Fundamental Buddhism denies the existence of the soul and the social projection of souls comprising a universal personal deity. We might presume from Buddhism's teachings that the "self" is a conglomeration of identifications attached to an instinct to persevere forever without impedance. The individuate, or not-divided aspect of a self, which compromises with other individuals to form a reflective alternate, introjected persona (the social aspect masking the individual will), would be absolutely free if it could, would persevere forever, would brook no resistance whatsoever, would make no compromises, would be All or Nothing, and would hypothetically get everything done by doing nothing. One might say that such an individual, as a Uni-Versal category of I-One, would be the Almighty Bum who gets everything wanted for and from Nothing.
Yet that undivided in-dividual or I-god may not exist, might already be nothing but a romantic illusion, a figment of the I-magination that motivates Professor Katz to fly about the world on the tail of the tiger, clutching at the pretty straws of various faiths - a reading of the I Ching is in order here.

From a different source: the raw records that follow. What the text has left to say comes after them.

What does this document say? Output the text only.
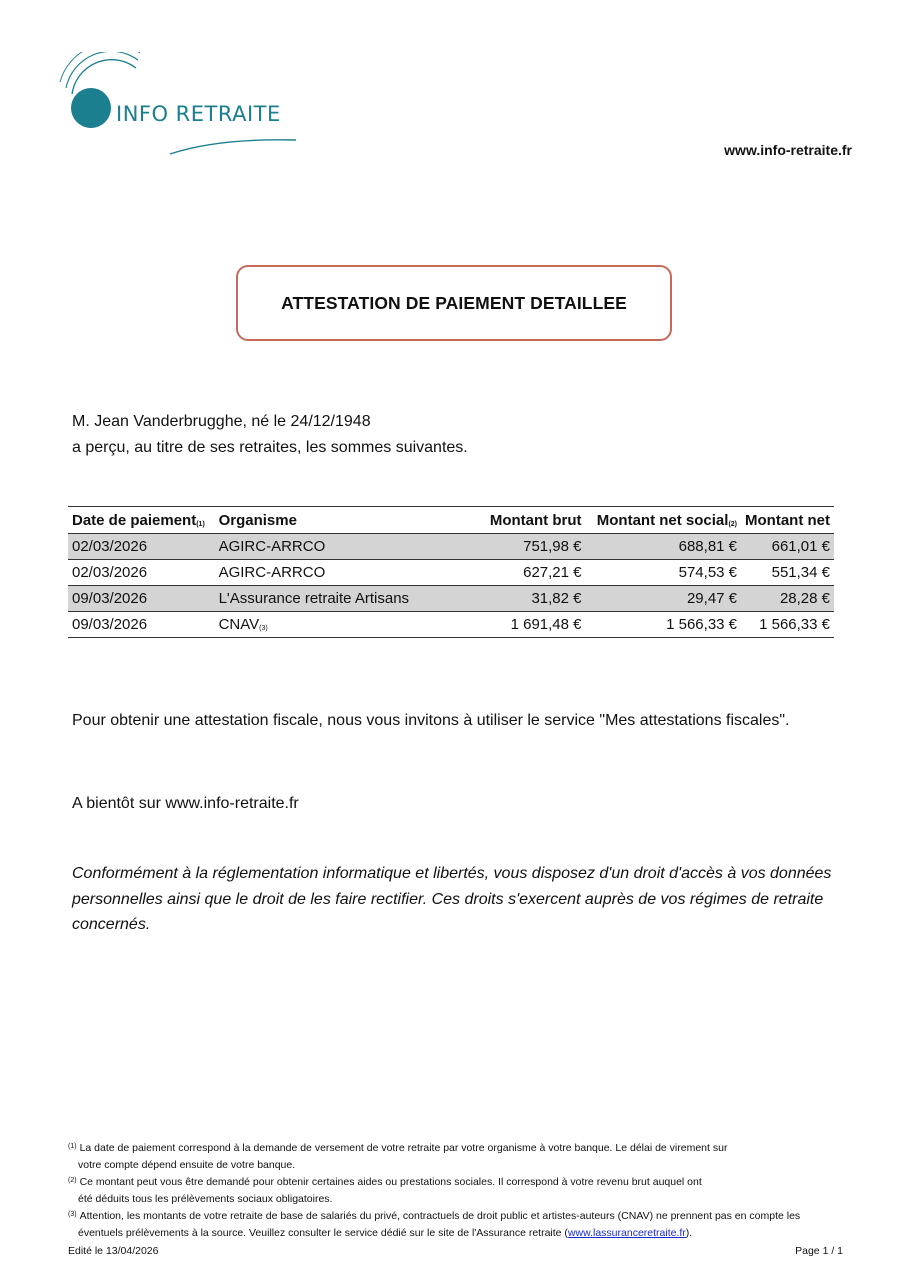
INFO RETRAITE
www.info-retraite.fr
ATTESTATION DE PAIEMENT DETAILLEE
M. Jean Vanderbrugghe, né le 24/12/1948
a perçu, au titre de ses retraites, les sommes suivantes.
Date de paiement$^{(1)}$	Organisme	Montant brut	Montant net social$^{(2)}$	Montant net
02/03/2026	AGIRC-ARRCO	751,98 €	688,81 €	661,01 €
02/03/2026	AGIRC-ARRCO	627,21 €	574,53 €	551,34 €
09/03/2026	L'Assurance retraite Artisans	31,82 €	29,47 €	28,28 €
09/03/2026	CNAV$^{(3)}$	1 691,48 €	1 566,33 €	1 566,33 €
Pour obtenir une attestation fiscale, nous vous invitons à utiliser le service "Mes attestations fiscales".
A bientôt sur www.info-retraite.fr
Conformément à la réglementation informatique et libertés, vous disposez d'un droit d'accès à vos données personnelles ainsi que le droit de les faire rectifier. Ces droits s'exercent auprès de vos régimes de retraite concernés.
$^{(1)}$ La date de paiement correspond à la demande de versement de votre retraite par votre organisme à votre banque. Le délai de virement sur
votre compte dépend ensuite de votre banque.
$^{(2)}$ Ce montant peut vous être demandé pour obtenir certaines aides ou prestations sociales. Il correspond à votre revenu brut auquel ont
été déduits tous les prélèvements sociaux obligatoires.
$^{(3)}$ Attention, les montants de votre retraite de base de salariés du privé, contractuels de droit public et artistes-auteurs (CNAV) ne prennent pas en compte les
éventuels prélèvements à la source. Veuillez consulter le service dédié sur le site de l'Assurance retraite (www.lassuranceretraite.fr).
Edité le 13/04/2026	Page 1 / 1
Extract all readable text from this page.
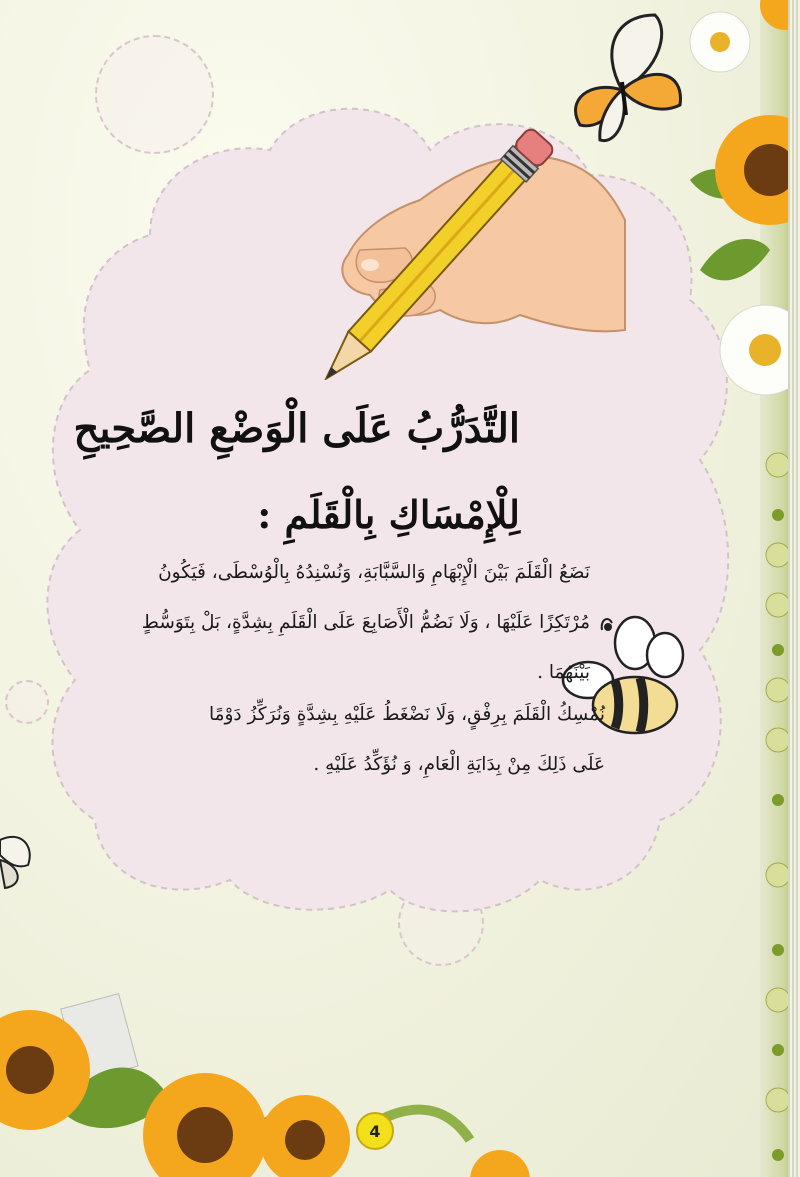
التَّدَرُّبُ عَلَى الْوَضْعِ الصَّحِيحِ
لِلْإِمْسَاكِ بِالْقَلَمِ :

نَضَعُ الْقَلَمَ بَيْنَ الْإِبْهَامِ وَالسَّبَّابَةِ، وَنُسْنِدُهُ بِالْوُسْطَى، فَيَكُونُ مُرْتَكِزًا عَلَيْهَا ، وَلَا نَضُمُّ الْأَصَابِعَ عَلَى الْقَلَمِ بِشِدَّةٍ، بَلْ بِتَوَسُّطٍ بَيْنَهُمَا .

نُمْسِكُ الْقَلَمَ بِرِفْقٍ، وَلَا نَضْغَطُ عَلَيْهِ بِشِدَّةٍ وَنُرَكِّزُ دَوْمًا عَلَى ذَلِكَ مِنْ بِدَايَةِ الْعَامِ، وَ نُؤَكِّدُ عَلَيْهِ .

4
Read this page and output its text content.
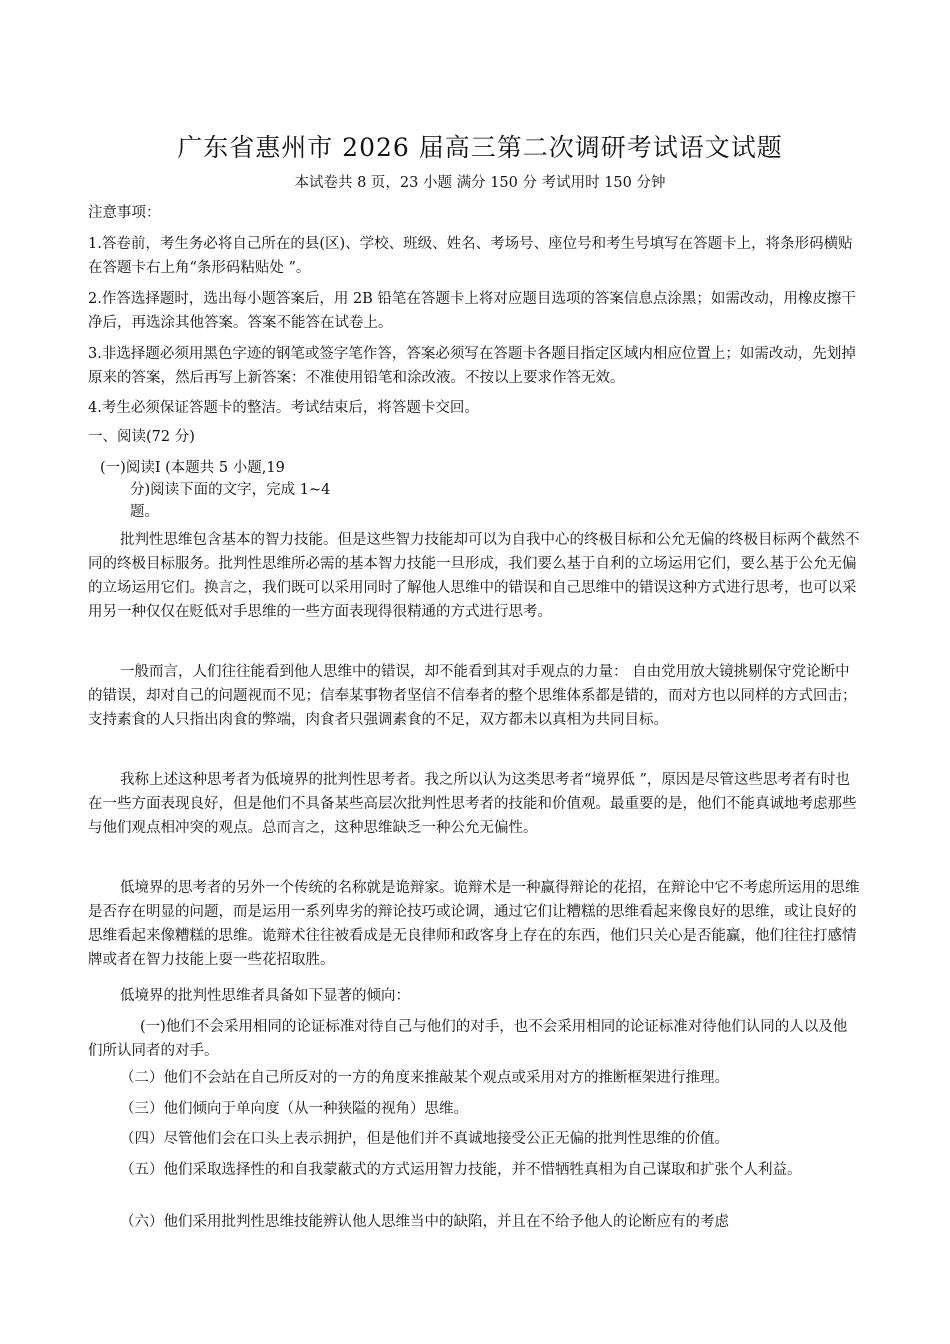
广东省惠州市 2026 届高三第二次调研考试语文试题
本试卷共 8 页，23 小题 满分 150 分 考试用时 150 分钟

注意事项：

1.答卷前，考生务必将自己所在的县(区)、学校、班级、姓名、考场号、座位号和考生号填写在答题卡上，将条形码横贴在答题卡右上角“条形码粘贴处 ”。

2.作答选择题时，选出每小题答案后，用 2B 铅笔在答题卡上将对应题目选项的答案信息点涂黑；如需改动，用橡皮擦干净后，再选涂其他答案。答案不能答在试卷上。

3.非选择题必须用黑色字迹的钢笔或签字笔作答，答案必须写在答题卡各题目指定区域内相应位置上；如需改动，先划掉原来的答案，然后再写上新答案：不准使用铅笔和涂改液。不按以上要求作答无效。

4.考生必须保证答题卡的整洁。考试结束后，将答题卡交回。

一、阅读(72 分)

(一)阅读Ⅰ (本题共 5 小题,19
分)阅读下面的文字，完成 1~4
题。

批判性思维包含基本的智力技能。但是这些智力技能却可以为自我中心的终极目标和公允无偏的终极目标两个截然不同的终极目标服务。批判性思维所必需的基本智力技能一旦形成，我们要么基于自利的立场运用它们，要么基于公允无偏的立场运用它们。换言之，我们既可以采用同时了解他人思维中的错误和自己思维中的错误这种方式进行思考，也可以采用另一种仅仅在贬低对手思维的一些方面表现得很精通的方式进行思考。

一般而言，人们往往能看到他人思维中的错误，却不能看到其对手观点的力量： 自由党用放大镜挑剔保守党论断中的错误，却对自己的问题视而不见；信奉某事物者坚信不信奉者的整个思维体系都是错的，而对方也以同样的方式回击；支持素食的人只指出肉食的弊端，肉食者只强调素食的不足，双方都未以真相为共同目标。

我称上述这种思考者为低境界的批判性思考者。我之所以认为这类思考者“境界低 ”，原因是尽管这些思考者有时也在一些方面表现良好，但是他们不具备某些高层次批判性思考者的技能和价值观。最重要的是，他们不能真诚地考虑那些与他们观点相冲突的观点。总而言之，这种思维缺乏一种公允无偏性。

低境界的思考者的另外一个传统的名称就是诡辩家。诡辩术是一种赢得辩论的花招，在辩论中它不考虑所运用的思维是否存在明显的问题，而是运用一系列卑劣的辩论技巧或论调，通过它们让糟糕的思维看起来像良好的思维，或让良好的思维看起来像糟糕的思维。诡辩术往往被看成是无良律师和政客身上存在的东西，他们只关心是否能赢，他们往往打感情牌或者在智力技能上耍一些花招取胜。

低境界的批判性思维者具备如下显著的倾向：

(一)他们不会采用相同的论证标准对待自己与他们的对手，也不会采用相同的论证标准对待他们认同的人以及他们所认同者的对手。

（二）他们不会站在自己所反对的一方的角度来推敲某个观点或采用对方的推断框架进行推理。

（三）他们倾向于单向度（从一种狭隘的视角）思维。

（四）尽管他们会在口头上表示拥护，但是他们并不真诚地接受公正无偏的批判性思维的价值。

（五）他们采取选择性的和自我蒙蔽式的方式运用智力技能，并不惜牺牲真相为自己谋取和扩张个人利益。

（六）他们采用批判性思维技能辨认他人思维当中的缺陷，并且在不给予他人的论断应有的考虑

Married folks complain that they have lost their identity, so they get a divorce. But there is no identity without relationship, so why not make the most of our identifications as we fly from one love to love for the sake of Love? And whom do we really love? What point is the principle of love's line? Do we not really love the fictitious, mysterious self? We may know nothing of that self except that others love it too, hence the Vanity of vanities is projected, the Person who is loved so much by so many people that the suffer from a lack of love and war on one another for the sake of that seemingly higher cause. Can we love everyone? Is it true that she who loves everybody loves nobody? Well, I am nobody.
In any event, I hope Professor Katz enjoys his romantic flight from so-called Reality as much as I enjoy mine. What we have during that flight might be a passing illusion, but it also might be everything we've got at the moment, so we might as well enjoy it the best we can.
The professor thought he had made a good point with his article, and he later wondered what the point of this present work is, as if everything must come to a point. But I am not making points, I am lifting them. My first point is the nondimensional principle of my line. When an arbitrary point of that line is lifted, the first dimension is realized in a triangular plane. And when an arbitrary point of that plane is lifted, we have the first solid, a diamond with four faces, the Jewel in the Lotus. Yes, indeed!